Seen this before. A good closer.

These were stitched together with not-great ostrich/giraffe vignettes voiced by a guy from Thomas and Friends and a guy from Nightbreed who also appeared in the amazingly titled The Glam Metal Detectives. We saw the traveling theatrical presentation – all screenshots are from online trailers.

I liked Helen Mirren’s dragon dean.

And the hissing vampire sorority, or whatever that was.

Sometimes hard work and following your dreams just isn’t enough.

The Blue Umbrella (2013, Saschka Unseld)

A remake of Paperman using photorealistic umbrellas with cartoon faces!

Princess Merida, with the most awesome red hair I’ve seen in any movie, doesn’t want to be won in a contest by the first-born sons of the tribal leaders, so she competes to win her own freedom.

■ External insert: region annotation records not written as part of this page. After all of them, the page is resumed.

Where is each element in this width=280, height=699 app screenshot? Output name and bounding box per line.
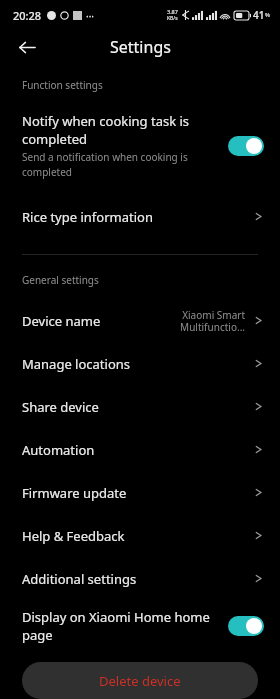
button[interactable]: Help & Feedback (0, 514, 280, 557)
button[interactable]: Additional settings (0, 557, 280, 600)
button[interactable]: Device name (0, 299, 280, 342)
button[interactable]: Automation (0, 428, 280, 471)
button[interactable]: Firmware update (0, 471, 280, 514)
staticText: Additional settings (22, 570, 137, 588)
staticText: % (265, 11, 270, 19)
staticText: 3.87 (167, 8, 178, 15)
staticText: Settings (110, 36, 171, 58)
staticText: Device name (22, 312, 101, 330)
staticText: Automation (22, 441, 95, 459)
staticText: ··· (86, 9, 95, 23)
staticText: Xiaomi Smart Multifunctio... (180, 308, 245, 334)
button[interactable]: Notify when cooking task is completed (0, 104, 280, 187)
button[interactable]: Manage locations (0, 342, 280, 385)
staticText: Display on Xiaomi Home home page (22, 608, 210, 644)
staticText: Send a notification when cooking is comp… (22, 150, 188, 179)
button[interactable]: Rice type information (0, 195, 280, 238)
staticText: General settings (22, 273, 99, 287)
staticText: Delete device (99, 672, 181, 690)
button[interactable]: Delete device (22, 662, 258, 699)
staticText: 20:28 (13, 8, 42, 23)
staticText: Firmware update (22, 484, 127, 502)
staticText: KB/s (167, 15, 178, 22)
staticText: 41 (253, 8, 265, 22)
staticText: Function settings (22, 78, 103, 92)
staticText: Share device (22, 398, 99, 416)
button[interactable]: Share device (0, 385, 280, 428)
staticText: Notify when cooking task is completed (22, 112, 190, 148)
staticText: Rice type information (22, 208, 153, 226)
staticText: Help & Feedback (22, 527, 125, 545)
button[interactable]: Display on Xiaomi Home home page (0, 600, 280, 652)
button[interactable]: Toggle (228, 136, 264, 156)
staticText: Manage locations (22, 355, 131, 373)
button[interactable]: Toggle (228, 616, 264, 636)
button[interactable]: Back (10, 30, 44, 64)
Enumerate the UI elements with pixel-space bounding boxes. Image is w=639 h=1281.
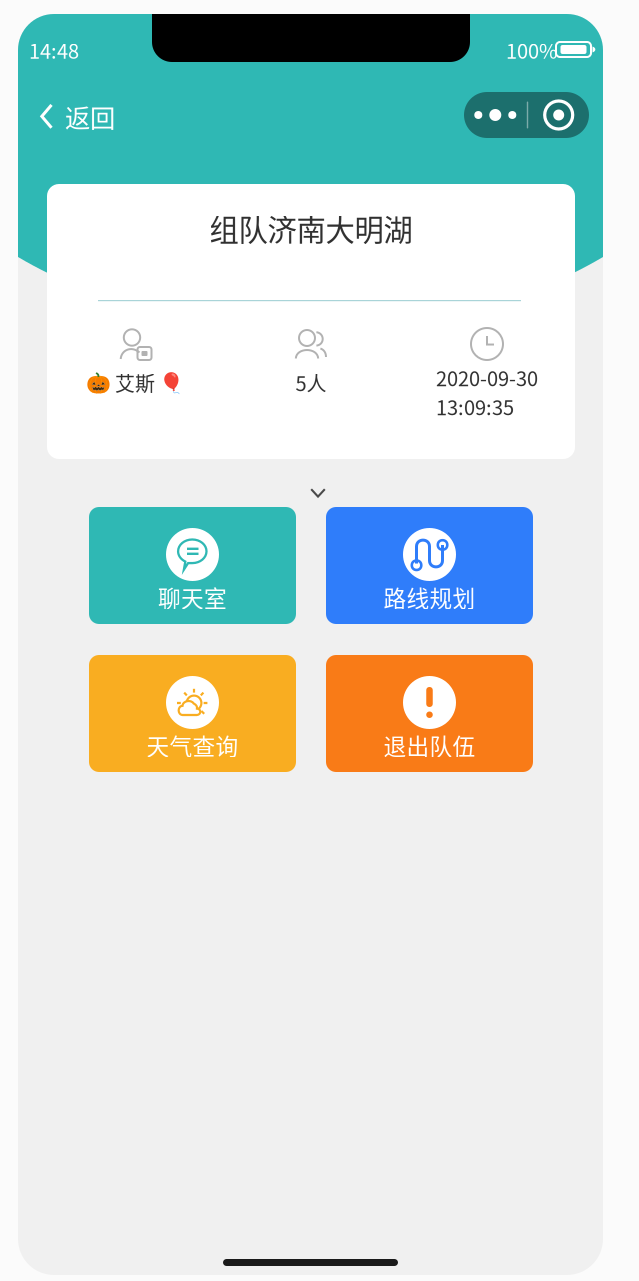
button[interactable]: 天气查询 [89, 655, 296, 772]
staticText: 路线规划 [384, 581, 476, 613]
button[interactable]: 路线规划 [326, 507, 533, 624]
staticText: 返回 [65, 98, 115, 135]
button[interactable]: Menu [464, 92, 589, 138]
staticText: 5人 [296, 368, 326, 397]
button[interactable]: 返回 [32, 90, 123, 143]
staticText: 天气查询 [146, 729, 238, 761]
staticText: 组队济南大明湖 [210, 207, 412, 249]
staticText: 聊天室 [158, 581, 227, 613]
staticText: 100% [506, 36, 557, 64]
button[interactable]: Expand [300, 478, 336, 508]
staticText: 14:48 [29, 36, 79, 64]
button[interactable]: 聊天室 [89, 507, 296, 624]
staticText: 2020-09-30 13:09:35 [436, 363, 538, 421]
staticText: 退出队伍 [384, 729, 476, 761]
button[interactable]: 退出队伍 [326, 655, 533, 772]
staticText: 🎃 艾斯 🎈 [86, 368, 184, 397]
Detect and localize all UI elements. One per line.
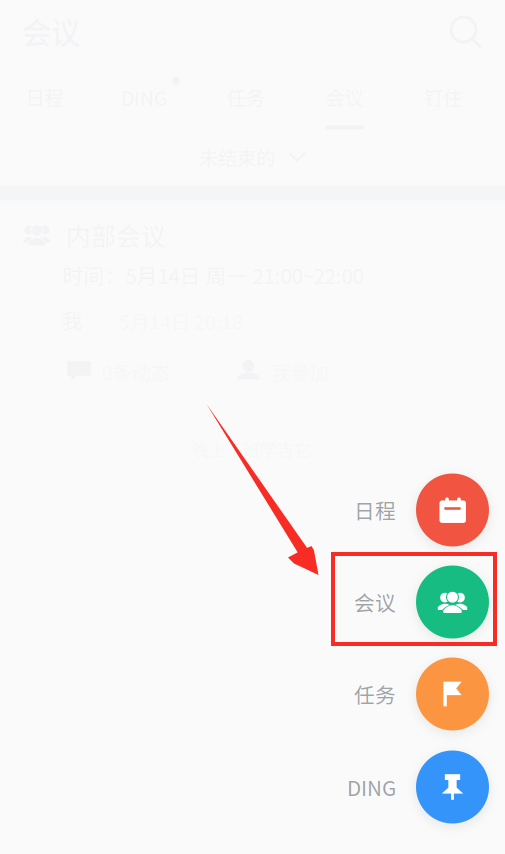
staticText: 会议 bbox=[354, 587, 396, 617]
button[interactable]: 任务 bbox=[299, 648, 489, 740]
staticText: 晚上下班学吉它 bbox=[192, 436, 311, 462]
button[interactable]: 会议 bbox=[299, 556, 489, 648]
button[interactable]: 内部会议 bbox=[0, 0, 505, 854]
staticText: 日程 bbox=[354, 495, 396, 525]
staticText: 任务 bbox=[354, 679, 396, 709]
staticText: DING bbox=[347, 772, 396, 802]
button[interactable]: DING bbox=[299, 741, 489, 833]
button[interactable]: 日程 bbox=[299, 464, 489, 556]
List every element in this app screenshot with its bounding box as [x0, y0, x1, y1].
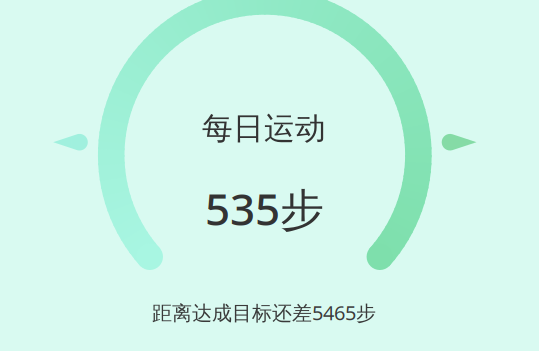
staticText: 每日运动 [202, 110, 326, 147]
staticText: 535步 [205, 179, 324, 238]
staticText: 距离达成目标还差5465步 [152, 299, 376, 326]
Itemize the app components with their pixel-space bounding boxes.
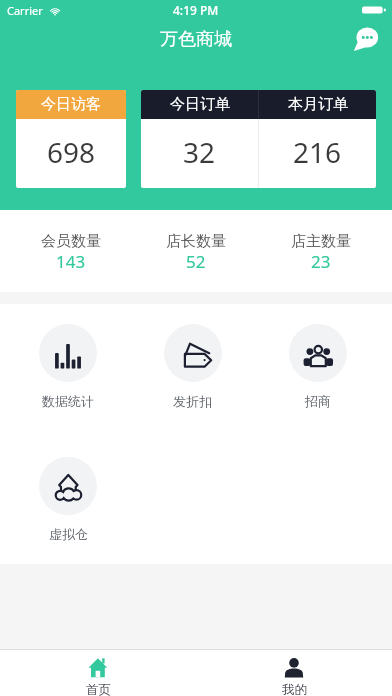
button[interactable]: 我的 xyxy=(196,650,392,696)
button[interactable]: 招商 xyxy=(255,324,380,409)
staticText: 数据统计 xyxy=(42,393,94,409)
staticText: 今日订单 xyxy=(170,95,230,114)
button[interactable]: 会员数量 xyxy=(9,232,133,274)
button[interactable]: 首页 xyxy=(0,650,196,696)
staticText: 会员数量 xyxy=(41,232,101,251)
staticText: 今日访客 xyxy=(41,95,101,114)
staticText: 143 xyxy=(56,250,86,273)
button[interactable]: Messages xyxy=(353,25,380,52)
staticText: Carrier xyxy=(7,3,43,18)
staticText: 发折扣 xyxy=(173,393,212,409)
button[interactable]: 今日访客 xyxy=(16,90,126,188)
button[interactable]: 216 xyxy=(259,119,376,188)
staticText: 4:19 PM xyxy=(173,2,219,18)
staticText: 本月订单 xyxy=(288,95,348,114)
button[interactable]: 今日订单 xyxy=(141,90,258,119)
staticText: 虚拟仓 xyxy=(49,526,88,542)
button[interactable]: 本月订单 xyxy=(259,90,376,119)
staticText: 32 xyxy=(183,133,216,171)
button[interactable]: 店长数量 xyxy=(133,232,258,274)
staticText: 我的 xyxy=(282,682,307,696)
button[interactable]: 发折扣 xyxy=(130,324,255,409)
staticText: 首页 xyxy=(86,682,111,696)
staticText: 万色商城 xyxy=(160,28,232,51)
staticText: 店主数量 xyxy=(291,232,351,251)
button[interactable]: 32 xyxy=(141,119,258,188)
button[interactable]: 虚拟仓 xyxy=(6,457,130,542)
staticText: 招商 xyxy=(305,393,331,409)
button[interactable]: 店主数量 xyxy=(258,232,383,274)
staticText: 216 xyxy=(293,133,342,171)
staticText: 698 xyxy=(47,133,96,171)
button[interactable]: 数据统计 xyxy=(6,324,130,409)
staticText: 店长数量 xyxy=(166,232,226,251)
staticText: 23 xyxy=(311,250,331,273)
staticText: 52 xyxy=(186,250,206,273)
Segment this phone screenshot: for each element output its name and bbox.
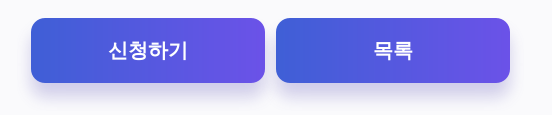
staticText: 목록 bbox=[373, 38, 413, 63]
button[interactable]: 신청하기 bbox=[31, 18, 265, 83]
button[interactable]: 목록 bbox=[276, 18, 510, 83]
staticText: 신청하기 bbox=[108, 38, 188, 63]
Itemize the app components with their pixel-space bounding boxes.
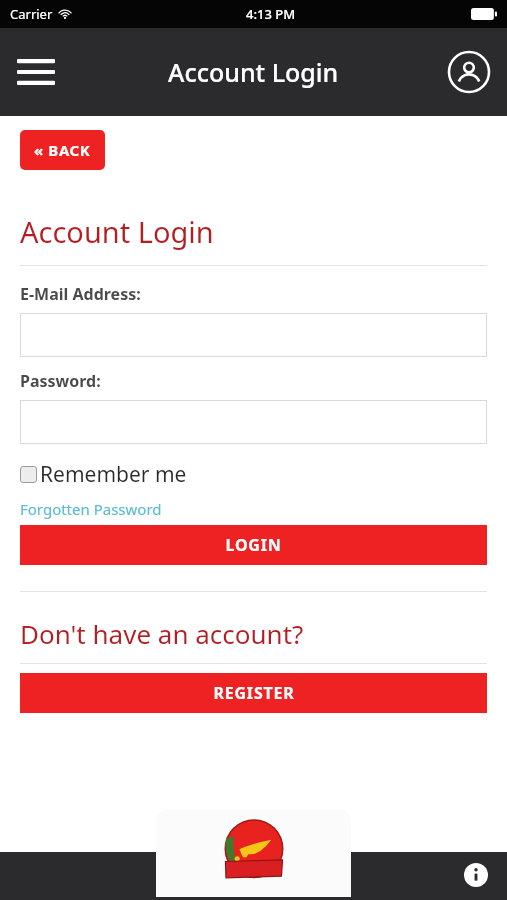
button[interactable] (20, 313, 487, 357)
button[interactable]: Remember me (20, 460, 187, 489)
staticText: E-Mail Address: (20, 283, 141, 305)
staticText: Remember me (40, 460, 187, 489)
button[interactable] (20, 400, 487, 444)
button[interactable]: « BACK (20, 130, 105, 170)
button[interactable]: LOGIN (20, 525, 487, 565)
button[interactable]: Menu (8, 44, 64, 100)
staticText: 4:13 PM (246, 5, 296, 23)
button[interactable] (156, 810, 351, 897)
staticText: Don't have an account? (20, 616, 304, 651)
staticText: LOGIN (225, 534, 282, 556)
staticText: REGISTER (213, 682, 295, 704)
button[interactable]: REGISTER (20, 673, 487, 713)
staticText: Account Login (20, 212, 214, 251)
staticText: Password: (20, 370, 101, 392)
staticText: Carrier (10, 5, 53, 23)
staticText: « BACK (34, 140, 91, 160)
button[interactable]: Forgotten Password (20, 499, 162, 519)
button[interactable]: Account (443, 46, 495, 98)
staticText: Account Login (168, 55, 339, 89)
button[interactable]: Information (463, 862, 489, 888)
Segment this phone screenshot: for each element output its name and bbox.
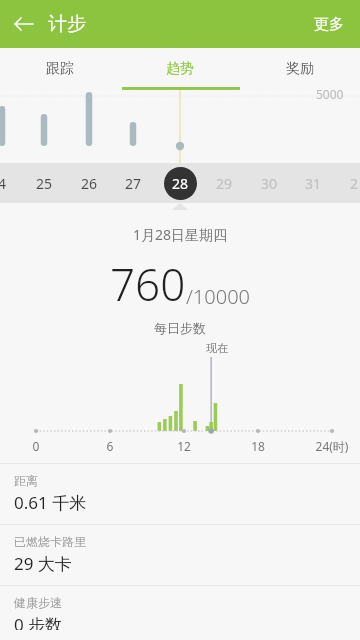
- button[interactable]: 奖励: [240, 48, 360, 90]
- button[interactable]: 31: [295, 165, 331, 201]
- staticText: 30: [261, 174, 278, 193]
- button[interactable]: 30: [251, 165, 287, 201]
- staticText: 更多: [314, 15, 344, 34]
- staticText: 0 步数: [14, 613, 63, 630]
- button[interactable]: 更多: [298, 3, 360, 46]
- button[interactable]: 跟踪: [0, 48, 120, 90]
- staticText: 29 大卡: [14, 552, 72, 575]
- staticText: 12: [166, 438, 202, 454]
- staticText: 健康步速: [14, 595, 62, 610]
- staticText: 31: [305, 174, 322, 193]
- button[interactable]: 趋势: [120, 48, 240, 90]
- staticText: 25: [36, 174, 53, 193]
- staticText: 760: [110, 254, 186, 314]
- staticText: 28: [172, 174, 189, 193]
- button[interactable]: 26: [71, 165, 107, 201]
- button[interactable]: 距离: [0, 463, 360, 524]
- staticText: 跟踪: [46, 60, 74, 78]
- button[interactable]: 29: [206, 165, 242, 201]
- staticText: 26: [81, 174, 98, 193]
- button[interactable]: 已燃烧卡路里: [0, 524, 360, 585]
- staticText: 趋势: [166, 60, 194, 78]
- staticText: /10000: [186, 283, 251, 310]
- staticText: 24(时): [314, 438, 350, 454]
- staticText: 2: [350, 174, 359, 193]
- button[interactable]: 25: [26, 165, 62, 201]
- button[interactable]: 4: [0, 165, 20, 201]
- staticText: 每日步数: [154, 320, 206, 335]
- staticText: 29: [216, 174, 233, 193]
- staticText: 0.61 千米: [14, 491, 87, 514]
- button[interactable]: Back: [0, 0, 48, 48]
- staticText: 1月28日星期四: [133, 225, 228, 244]
- button[interactable]: 健康步速: [0, 585, 360, 640]
- button[interactable]: 27: [115, 165, 151, 201]
- staticText: 现在: [206, 341, 228, 355]
- button[interactable]: 2: [336, 165, 360, 201]
- staticText: 5000: [316, 86, 344, 102]
- staticText: 4: [0, 174, 7, 193]
- staticText: 已燃烧卡路里: [14, 534, 86, 549]
- staticText: 距离: [14, 473, 38, 488]
- staticText: 0: [18, 438, 54, 454]
- staticText: 27: [125, 174, 142, 193]
- button[interactable]: 28: [162, 165, 198, 201]
- staticText: 18: [240, 438, 276, 454]
- staticText: 6: [92, 438, 128, 454]
- staticText: 奖励: [286, 60, 314, 78]
- staticText: 计步: [48, 12, 86, 36]
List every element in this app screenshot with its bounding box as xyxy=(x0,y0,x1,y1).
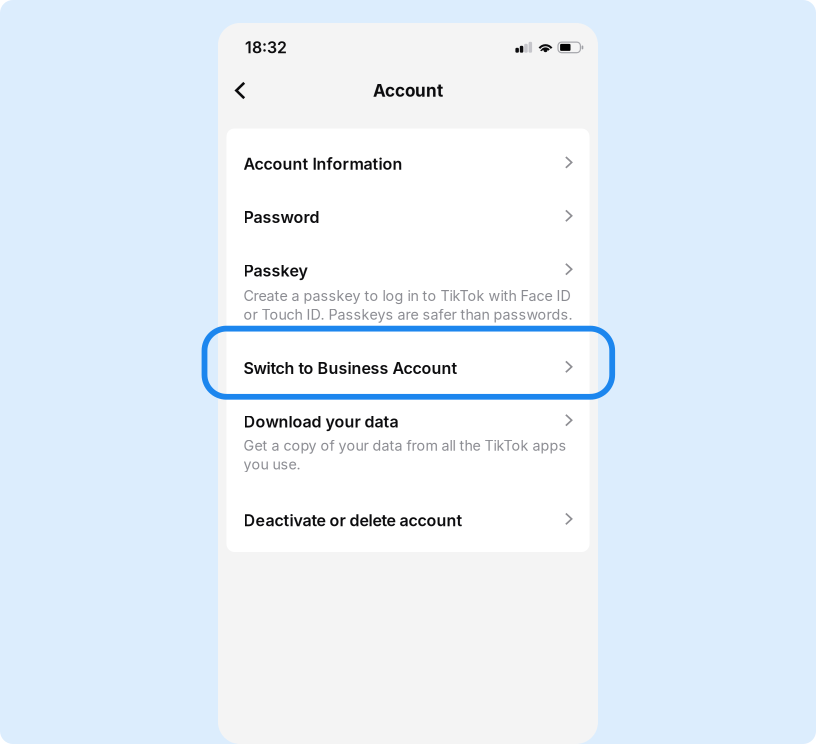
button[interactable]: Back xyxy=(218,70,260,110)
button[interactable]: Switch to Business Account xyxy=(226,342,590,395)
button[interactable]: Passkey xyxy=(226,244,590,297)
staticText: Passkey xyxy=(244,261,308,280)
staticText: Switch to Business Account xyxy=(244,359,458,378)
button[interactable]: Account Information xyxy=(226,137,590,191)
staticText: Account Information xyxy=(244,154,402,174)
button[interactable]: Download your data xyxy=(226,395,590,448)
staticText: Deactivate or delete account xyxy=(244,511,462,530)
staticText: Password xyxy=(244,208,320,227)
staticText: Download your data xyxy=(244,412,398,431)
staticText: Create a passkey to log in to TikTok wit… xyxy=(244,287,570,305)
staticText: Get a copy of your data from all the Tik… xyxy=(244,437,566,454)
button[interactable]: Deactivate or delete account xyxy=(226,494,590,547)
staticText: 18:32 xyxy=(245,38,287,57)
staticText: Account xyxy=(373,80,443,101)
button[interactable]: Password xyxy=(226,191,590,244)
staticText: or Touch ID. Passkeys are safer than pas… xyxy=(244,306,572,323)
staticText: you use. xyxy=(244,456,300,473)
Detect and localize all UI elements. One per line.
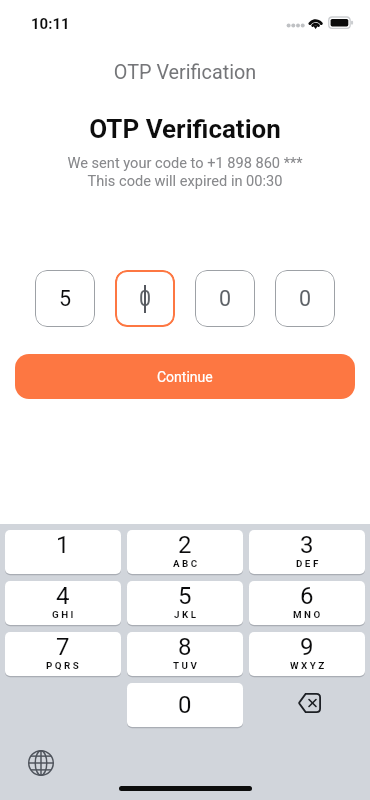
staticText: 7 <box>56 633 70 661</box>
staticText: 5 <box>178 582 192 610</box>
button[interactable]: 0 <box>115 270 175 327</box>
staticText: 2 <box>178 531 192 559</box>
button[interactable]: Continue <box>15 354 355 399</box>
staticText: JKL <box>174 609 199 620</box>
staticText: WXYZ <box>290 660 327 671</box>
button[interactable]: Backspace <box>249 683 365 727</box>
staticText: PQRS <box>46 660 82 671</box>
staticText: 5 <box>59 286 72 311</box>
staticText: 10:11 <box>31 15 70 33</box>
button[interactable]: 0 <box>127 683 243 727</box>
staticText: 3 <box>300 531 314 559</box>
staticText: 0 <box>219 286 232 311</box>
staticText: DEF <box>296 558 321 569</box>
staticText: GHI <box>52 609 76 620</box>
button[interactable]: 2 <box>127 530 243 574</box>
button[interactable]: 5 <box>127 581 243 625</box>
button[interactable]: 3 <box>249 530 365 574</box>
staticText: OTP Verification <box>0 61 370 84</box>
staticText: 0 <box>139 286 152 311</box>
staticText: 0 <box>299 286 312 311</box>
staticText: 8 <box>178 633 192 661</box>
button[interactable]: 0 <box>195 270 255 327</box>
staticText: OTP Verification <box>0 114 370 144</box>
staticText: ABC <box>173 558 200 569</box>
button[interactable]: Change keyboard language <box>26 748 56 778</box>
staticText: 6 <box>300 582 314 610</box>
button[interactable]: 7 <box>5 632 121 676</box>
staticText: We sent your code to +1 898 860 *** This… <box>0 154 370 189</box>
button[interactable]: 0 <box>275 270 335 327</box>
button[interactable]: 9 <box>249 632 365 676</box>
button[interactable]: 1 <box>5 530 121 574</box>
button[interactable]: 5 <box>35 270 95 327</box>
staticText: Continue <box>157 369 213 385</box>
staticText: 9 <box>300 633 314 661</box>
button[interactable]: 8 <box>127 632 243 676</box>
button[interactable]: 6 <box>249 581 365 625</box>
staticText: MNO <box>293 609 323 620</box>
staticText: 1 <box>56 531 70 559</box>
staticText: 0 <box>178 691 192 719</box>
staticText: 4 <box>56 582 70 610</box>
staticText: TUV <box>173 660 200 671</box>
button[interactable]: 4 <box>5 581 121 625</box>
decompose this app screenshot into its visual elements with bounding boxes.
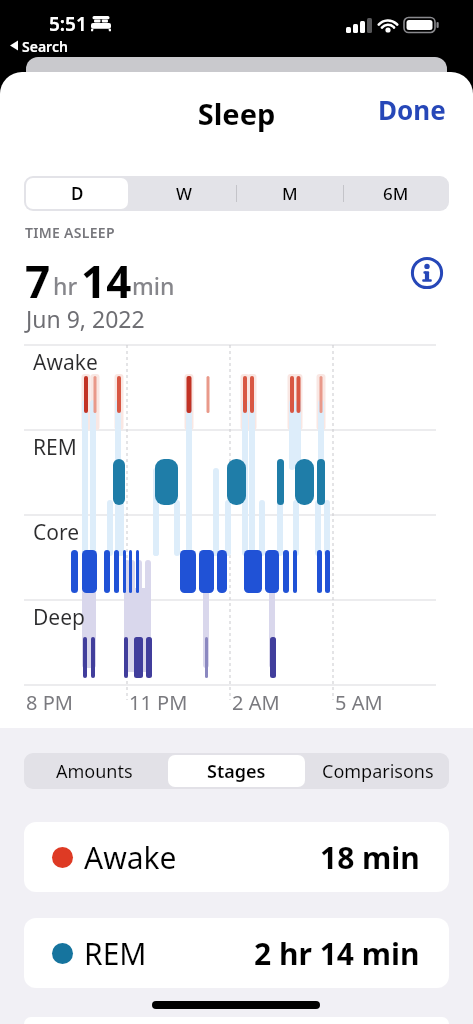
staticText: 2 hr 14 min xyxy=(254,933,420,974)
staticText: TIME ASLEEP xyxy=(25,223,115,242)
button[interactable]: D xyxy=(24,176,131,211)
staticText: Stages xyxy=(207,759,266,784)
button[interactable]: W xyxy=(131,176,237,211)
staticText: Comparisons xyxy=(322,759,434,784)
staticText: Core xyxy=(33,518,80,547)
staticText: min xyxy=(132,270,175,301)
button[interactable]: REM xyxy=(24,918,449,988)
button[interactable]: Comparisons xyxy=(307,753,449,789)
staticText: Done xyxy=(378,92,446,127)
staticText: 8 PM xyxy=(26,689,73,716)
staticText: 2 AM xyxy=(232,689,280,716)
button[interactable]: Search xyxy=(6,36,86,56)
staticText: REM xyxy=(33,433,77,462)
staticText: W xyxy=(176,182,192,205)
staticText: Jun 9, 2022 xyxy=(26,303,145,334)
button[interactable]: Stages xyxy=(165,753,307,789)
staticText: Sleep xyxy=(0,94,473,133)
staticText: M xyxy=(282,182,298,205)
button[interactable]: 6M xyxy=(343,176,449,211)
button[interactable]: Awake xyxy=(24,822,449,892)
staticText: 14 xyxy=(81,251,132,311)
button[interactable]: Amounts xyxy=(24,753,165,789)
staticText: hr xyxy=(53,270,78,301)
staticText: Amounts xyxy=(56,759,133,784)
staticText: 5:51 xyxy=(49,11,87,35)
staticText: 18 min xyxy=(320,837,420,878)
staticText: 6M xyxy=(383,182,409,205)
staticText: Awake xyxy=(84,837,177,878)
staticText: 11 PM xyxy=(129,689,188,716)
staticText: Search xyxy=(22,37,68,56)
button[interactable] xyxy=(408,254,446,292)
staticText: D xyxy=(71,182,84,205)
button[interactable]: Done xyxy=(372,88,452,130)
button[interactable]: M xyxy=(237,176,343,211)
staticText: Deep xyxy=(33,603,85,632)
staticText: 7 xyxy=(25,251,51,311)
staticText: 5 AM xyxy=(335,689,383,716)
staticText: REM xyxy=(84,933,147,974)
staticText: Awake xyxy=(33,348,98,377)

That night, as the good-natured annual party (led by her father the Bear King) threatens to devolve into full-on war, Merida creeps away and asks a witch to change her controlling mother. So mom is changed into a bear. Now Merida has to save her mom from her bear-hunting father, and break the spell, and figure out what to do about the marriage thing before war breaks out.

Katy called it “rambunctious” and said she likes at least ten other Pixar features more than this one. We both felt a bit chastised for not recognizing the film’s full greatness after reading L. Loofbourow’s brilliant article Just Another Princess Movie.

Late director Mark Andrews helmed Pixar’s One Man Band and co-wrote John Carter of Mars, replacing original writer/director Brenda Chapman (co-dir. of Prince of Egypt).

La Luna (2011, Enrico Casarosa)

The moon is covered with tiny shooting stars, and as it rises each night, a couple of boatmen lean a ladder against it, climb up and sweep them into place to form the proper crescent shape. More golden light and wide-eyed wonder than is typical for Pixar. Writer/director Casarosa was an artist on Ratatouille and Up. Too-big music by Michael Giacchino (Super 8, Cars 2). Katy and I liked it.